As for the mentioned styleguide - this is what ended up working for us, for the past 8 years of developing Django projects. And it works on a big scale projects.

Sometimes, the service layer is not always looking like a single file with a bunch of functions, but rather like an entire Python module with well-defined interface, so we can encapsulate something complex & isolate it from the rest of the app.

We’ve even gone further creating a layer of types, between the ORM & the business logic (this is an overkill for most cases, but there are cases where it helps)

The general idea - separation of concerns - is key.

Additionally, we are constantly adding (well, at least for the past year) new things to the styleguide, as we learn them & see them in action.

There’s still a lot to add to the styleguide, of course, but we are getting there.

Right now, we are running a survey, to gather some feedback and know what to improve.

Again, kudos for the valuable feedback & points of view.

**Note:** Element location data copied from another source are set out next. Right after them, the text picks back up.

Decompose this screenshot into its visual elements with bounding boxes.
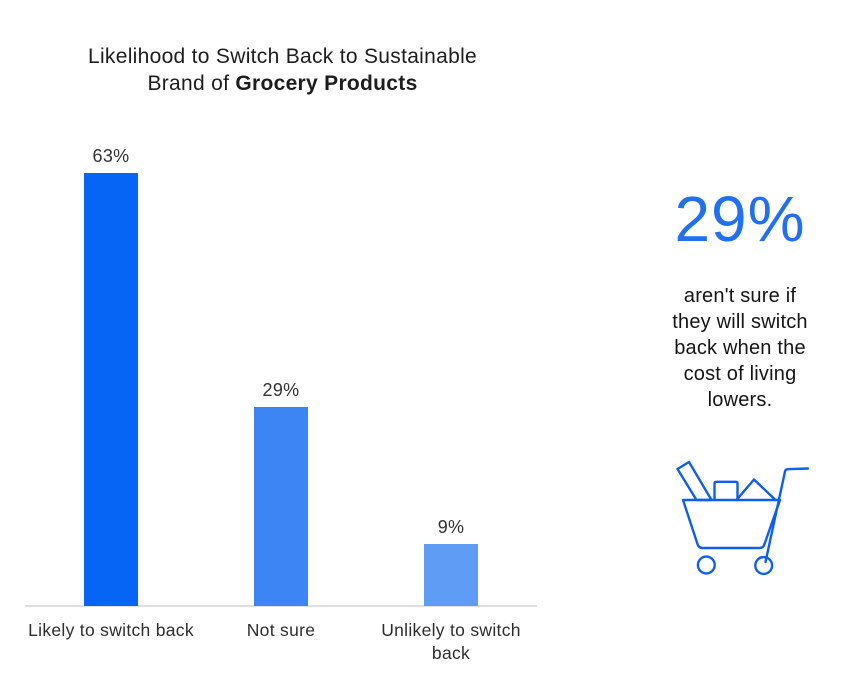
shopping-cart-icon — [676, 460, 810, 576]
bar-group-unlikely: 9% — [371, 516, 531, 606]
category-label-unlikely: Unlikely to switch back — [381, 620, 521, 663]
cart-handle — [764, 467, 810, 564]
bar-unlikely — [424, 544, 478, 606]
cart-wheel-left — [696, 555, 716, 575]
bar-likely — [84, 173, 138, 606]
chart-title-line2-bold: Grocery Products — [235, 72, 418, 95]
cart-item-triangle — [735, 478, 777, 502]
bar-value-label: 63% — [92, 146, 130, 166]
x-axis-line — [25, 605, 537, 607]
chart-title-line1: Likelihood to Switch Back to Sustainable — [87, 45, 478, 68]
bar-value-label: 29% — [262, 380, 300, 400]
bar-value-label: 9% — [437, 517, 465, 537]
chart-title-line2: Brand of Grocery Products — [30, 70, 535, 97]
bar-not-sure — [254, 407, 308, 606]
cart-item-baguette — [676, 460, 713, 502]
chart-title-line2-regular: Brand of — [147, 72, 236, 95]
category-label-likely: Likely to switch back — [28, 620, 194, 640]
cart-basket — [681, 498, 782, 550]
cart-item-box — [713, 480, 739, 502]
bar-group-likely: 63% — [31, 145, 191, 606]
callout-stat: 29% — [674, 183, 806, 255]
callout-description: aren't sure if they will switch back whe… — [672, 285, 808, 411]
chart-title: Likelihood to Switch Back to Sustainable… — [30, 43, 535, 97]
category-label-not-sure: Not sure — [246, 620, 316, 640]
cart-wheel-right — [754, 555, 774, 576]
bar-group-not-sure: 29% — [201, 379, 361, 606]
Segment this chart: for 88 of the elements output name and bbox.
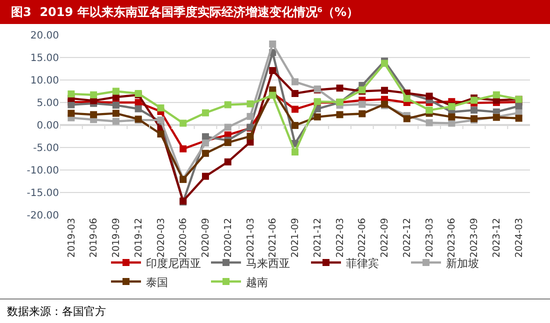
x-tick-label: 2023-12 [492, 218, 503, 258]
legend-label: 越南 [246, 276, 268, 289]
x-tick-label: 2023-06 [446, 218, 458, 258]
chart-title: 图3 2019 年以来东南亚各国季度实际经济增速变化情况⁶（%） [11, 5, 359, 20]
x-tick-label: 2019-03 [66, 218, 78, 258]
point [134, 105, 142, 112]
x-tick-label: 2020-09 [200, 218, 212, 258]
point [470, 96, 478, 104]
point [269, 67, 276, 74]
y-tick-label: 10.00 [30, 76, 59, 86]
point [403, 94, 410, 102]
point [112, 102, 120, 109]
point [112, 118, 120, 125]
x-tick-label: 2020-03 [156, 218, 167, 258]
point [68, 110, 75, 117]
point [202, 172, 209, 180]
point [292, 122, 298, 129]
point [180, 120, 187, 127]
x-tick-label: 2021-09 [290, 218, 302, 258]
point [336, 111, 344, 118]
point [246, 100, 254, 108]
y-tick-label: -10.00 [26, 166, 59, 176]
y-tick-label: -20.00 [26, 210, 59, 222]
legend-label: 新加坡 [446, 256, 479, 270]
x-tick-label: 2023-03 [424, 218, 436, 258]
point [314, 113, 321, 120]
y-tick-label: 15.00 [30, 53, 59, 64]
x-tick-label: 2021-12 [312, 218, 324, 258]
x-tick-label: 2021-03 [245, 218, 256, 258]
x-tick-label: 2023-09 [469, 218, 480, 258]
point [426, 92, 433, 100]
x-tick-label: 2019-12 [133, 218, 144, 258]
x-tick-label: 2019-09 [111, 218, 122, 258]
point [403, 115, 410, 122]
point [515, 102, 522, 110]
point [157, 104, 164, 112]
point [112, 88, 120, 95]
point [224, 101, 232, 108]
point [292, 90, 298, 97]
point [68, 101, 75, 108]
y-tick-label: 20.00 [30, 30, 59, 42]
point [492, 91, 500, 98]
y-tick-label: -15.00 [26, 188, 59, 199]
point [515, 114, 522, 122]
point [246, 112, 254, 120]
point [292, 78, 298, 86]
point [202, 140, 209, 146]
point [470, 106, 478, 114]
x-tick-label: 2022-06 [357, 218, 368, 258]
x-tick-label: 2021-06 [268, 218, 279, 258]
point [292, 106, 298, 113]
point [202, 133, 209, 140]
legend-label: 泰国 [146, 276, 168, 289]
point [112, 110, 120, 117]
point [224, 124, 232, 131]
point [68, 90, 75, 98]
x-tick-label: 2020-06 [178, 218, 190, 258]
point [246, 132, 254, 140]
point [157, 130, 164, 138]
x-tick-label: 2022-12 [402, 218, 413, 258]
point [381, 86, 388, 94]
legend-label: 菲律宾 [346, 256, 379, 270]
x-tick-label: 2024-03 [514, 218, 525, 258]
point [202, 150, 209, 157]
x-tick-label: 2019-06 [88, 218, 100, 258]
point [426, 106, 433, 114]
source-note: 数据来源：各国官方 [7, 305, 106, 318]
point [180, 145, 187, 152]
point [448, 113, 456, 120]
point [224, 139, 232, 146]
point [202, 109, 209, 116]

BTW, if someone wants to discuss the related ideas, I’m more than happy to do so. Perhaps it’d be best to do so on some kind of a call.


Hi James,

I appreciate your pragmatic Youtube videos/articles,
Have you seen this video on clean architecture in Django:

I think the speaker agress with you when you say

To really do a backend-agnostic service layer on top of the Django ORM, you need to replace or abstract away some of its most fundamental and convenient abstractions.

And he did just that and made Djaq to replace the ORM and decouple the ORM from the View.